Netherlands ’17 budget leaks: More money for counterterror, child poverty
The Dutch government is investing more money to help poor families, the elderly and partners of the chronically ill. The government is also pushing extra money into Defense, according to leaked Budget Day documents RTL Nieuws managed to get hold of.
The government is putting a massive 1.1 billion euros side next year for "balancing purchasing power". According to RTL, the budget for the care allowance, rent allowance, elderly discount and child linked budget are increasing. Almost everyone will see an increase in their purchasing power next year, though the government is ensuring that low-income families benefit most.
For next year and subsequent years, the government plans to spend 1.5 billion euros extra, so 300 million euros more than the 1.2 billion euros that was announced before the summer. This money will be invested mainly into healthcare, education and security.

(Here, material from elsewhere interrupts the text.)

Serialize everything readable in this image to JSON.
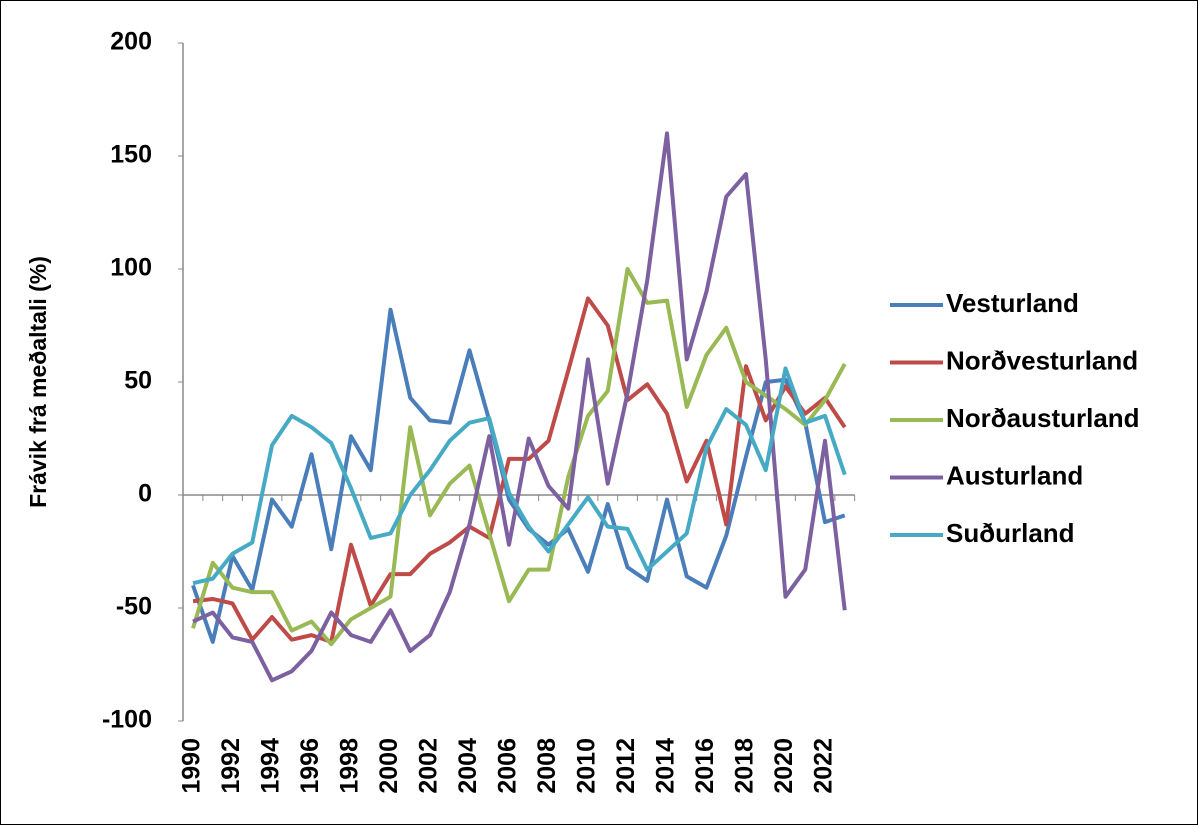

The Ministry of Public Health, Welfare and Sports is getting 400 million euros extra on a structural basis. According to the broadcaster, this will be used to reverse controversial cuts to, among other things, nursing home care.
The Ministry of Security and Justice is getting 450 million euros extra. That will be sued for counterterrorism, more neighborhood police officers, the fight against cybercrime, the Netherlands Forensic Institute and border protection.
Defense is getting 300 million euros extra for new ammunition, equipment, fuel, improving communication and more training for the armed forces.
The government is allocating 100 million euros for fighting child poverty. The money is intended to help children in poor families be able to afford swimming lessons, school trips, sport equipment, school supplies and clothing.
Education is getting an extra 200 million euros. 50 million euros is being allocated to single income households with a chronically ill partner. The intelligence and security services are getting 20 million extra. And professional sport is getting 10 million euros.